The company’s platform includes a no-code ETL (extract, transform, load) tool, software for automatically migrating data from on-premises systems to cloud data warehouses, and data orchestration tools to connect and orchestrate all in-house and third-party data sources.
Founded in 2018, Rivery raised $16 million in a Series A round of funding led by Entrée Capital and State Of Mind Ventures. The company received $5 million in a seed round of funding in November 2019.
Syncari
Top Executive: Nick Bonfiglio, Co-Founder and CEO
Headquarters: San Francisco
Syncari’s no-code data automation platform helps data professionals unify, clean, manage and distribute trusted customer data across an enterprise. The system relies on a range of data synchronization, unification, governance and access capabilities to perform its tasks.
Last week the company announced the addition of sophisticated workflow capabilities to help sales and marketing teams make more effective use of customer data.
Syncari was founded in June 2019 by former executives from Marketo, Mulesoft and Zendesk. In May, the company announced a $17.3 million Series A round of funding.
Varada
Top Executive: Eran Vanounou, CEO
Headquarters: Tel Aviv, Israel
Varada develops data lake query acceleration software that’s designed to help businesses and organizations get more value out of their data lakes – huge stores of unorganized data.
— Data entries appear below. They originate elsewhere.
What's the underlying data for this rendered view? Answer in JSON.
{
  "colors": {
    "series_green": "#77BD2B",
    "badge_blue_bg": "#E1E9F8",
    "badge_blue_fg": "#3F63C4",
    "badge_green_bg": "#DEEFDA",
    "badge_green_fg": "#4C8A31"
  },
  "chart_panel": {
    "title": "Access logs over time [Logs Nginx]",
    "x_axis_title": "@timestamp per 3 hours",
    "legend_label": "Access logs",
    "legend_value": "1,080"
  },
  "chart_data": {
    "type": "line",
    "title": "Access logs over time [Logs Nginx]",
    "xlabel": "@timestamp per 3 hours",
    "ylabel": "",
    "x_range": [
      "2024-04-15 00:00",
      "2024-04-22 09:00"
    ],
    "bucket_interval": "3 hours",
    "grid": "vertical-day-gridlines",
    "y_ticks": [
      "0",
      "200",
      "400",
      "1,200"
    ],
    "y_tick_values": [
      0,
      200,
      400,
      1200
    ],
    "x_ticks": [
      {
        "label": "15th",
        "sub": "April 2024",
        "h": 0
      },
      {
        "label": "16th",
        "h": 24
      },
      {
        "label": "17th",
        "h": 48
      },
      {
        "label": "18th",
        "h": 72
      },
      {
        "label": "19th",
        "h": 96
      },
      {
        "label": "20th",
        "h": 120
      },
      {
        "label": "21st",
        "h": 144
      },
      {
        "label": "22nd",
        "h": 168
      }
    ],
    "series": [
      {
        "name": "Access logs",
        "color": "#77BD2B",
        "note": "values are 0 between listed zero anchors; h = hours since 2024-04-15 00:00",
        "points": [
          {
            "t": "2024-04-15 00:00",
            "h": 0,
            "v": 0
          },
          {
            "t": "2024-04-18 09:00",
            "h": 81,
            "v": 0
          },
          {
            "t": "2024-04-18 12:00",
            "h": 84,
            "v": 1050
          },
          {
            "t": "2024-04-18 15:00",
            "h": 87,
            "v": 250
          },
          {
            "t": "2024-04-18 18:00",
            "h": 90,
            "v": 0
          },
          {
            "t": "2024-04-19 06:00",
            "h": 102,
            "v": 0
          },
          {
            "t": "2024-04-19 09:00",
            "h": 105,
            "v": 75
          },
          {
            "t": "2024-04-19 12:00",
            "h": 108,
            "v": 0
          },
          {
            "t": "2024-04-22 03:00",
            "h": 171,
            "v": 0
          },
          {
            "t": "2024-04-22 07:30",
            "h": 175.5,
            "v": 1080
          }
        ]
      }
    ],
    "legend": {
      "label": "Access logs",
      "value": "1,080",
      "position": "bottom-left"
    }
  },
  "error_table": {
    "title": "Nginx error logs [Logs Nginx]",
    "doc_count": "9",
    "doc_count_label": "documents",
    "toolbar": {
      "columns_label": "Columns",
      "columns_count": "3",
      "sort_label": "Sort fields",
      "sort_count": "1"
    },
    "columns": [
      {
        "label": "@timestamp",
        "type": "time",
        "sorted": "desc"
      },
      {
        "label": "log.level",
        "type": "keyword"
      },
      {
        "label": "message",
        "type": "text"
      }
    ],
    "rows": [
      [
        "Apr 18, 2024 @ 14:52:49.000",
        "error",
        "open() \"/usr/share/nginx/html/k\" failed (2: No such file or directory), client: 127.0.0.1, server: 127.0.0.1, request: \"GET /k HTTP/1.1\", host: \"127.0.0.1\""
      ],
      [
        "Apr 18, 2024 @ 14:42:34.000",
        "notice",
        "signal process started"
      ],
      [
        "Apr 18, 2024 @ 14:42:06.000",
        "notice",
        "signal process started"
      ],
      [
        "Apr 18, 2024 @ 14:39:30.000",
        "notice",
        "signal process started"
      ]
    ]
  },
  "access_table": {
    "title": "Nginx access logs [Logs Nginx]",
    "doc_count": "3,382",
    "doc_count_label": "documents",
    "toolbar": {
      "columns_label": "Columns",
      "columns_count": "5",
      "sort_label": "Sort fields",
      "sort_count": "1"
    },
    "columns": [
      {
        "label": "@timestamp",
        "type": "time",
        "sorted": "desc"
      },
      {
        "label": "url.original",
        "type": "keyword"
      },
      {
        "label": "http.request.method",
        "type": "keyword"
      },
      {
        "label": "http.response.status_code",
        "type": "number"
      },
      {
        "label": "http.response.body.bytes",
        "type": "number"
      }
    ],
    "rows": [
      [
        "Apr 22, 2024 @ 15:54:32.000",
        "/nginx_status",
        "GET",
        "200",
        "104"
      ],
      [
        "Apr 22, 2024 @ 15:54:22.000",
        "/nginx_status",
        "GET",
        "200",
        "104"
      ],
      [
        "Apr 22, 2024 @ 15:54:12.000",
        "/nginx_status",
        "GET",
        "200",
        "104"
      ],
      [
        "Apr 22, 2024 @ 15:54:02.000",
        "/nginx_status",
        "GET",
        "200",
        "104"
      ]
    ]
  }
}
The key is the company’s autonomous indexing technology that leverages machine learning capabilities to dynamically accelerate queries.
Varada was founded in 2017 and the company’s Varada Data Platform became generally available in December 2020.
In May, Varada unveiled the addition of interactive text analytics to its system, integrated with the open-source Apache Lucerne search engine. The company said the new functionality works directly with data lakes to assist consumers of SQL data. The company also recently enhanced the platform to help cybersecurity teams analyze data lake stores for threat detection purposes.
Yugabyte
Top Executive: Bill Cook, CEO
Headquarters: Sunnyvale, Calif.
Yugabyte develops YugabyteDB, a next generation, distributed relational database designed to handle huge amounts of data spanning multiple geographic regions and availability zones. The database supports global, business-critical applications – such as in cybersecurity and financial services – that require low query latency and extreme resilience against failures.
Yugabyte’s founders, including President Kannan Muthukkaruppan, CTO Karthik Ranganathan and Software Architect Mikhail Bautin started Yugabyte in 2016 after developing business-critical database technology at Oracle and Facebook.
In March, Yugabyte raised $48 million as part of a Series B round of funding.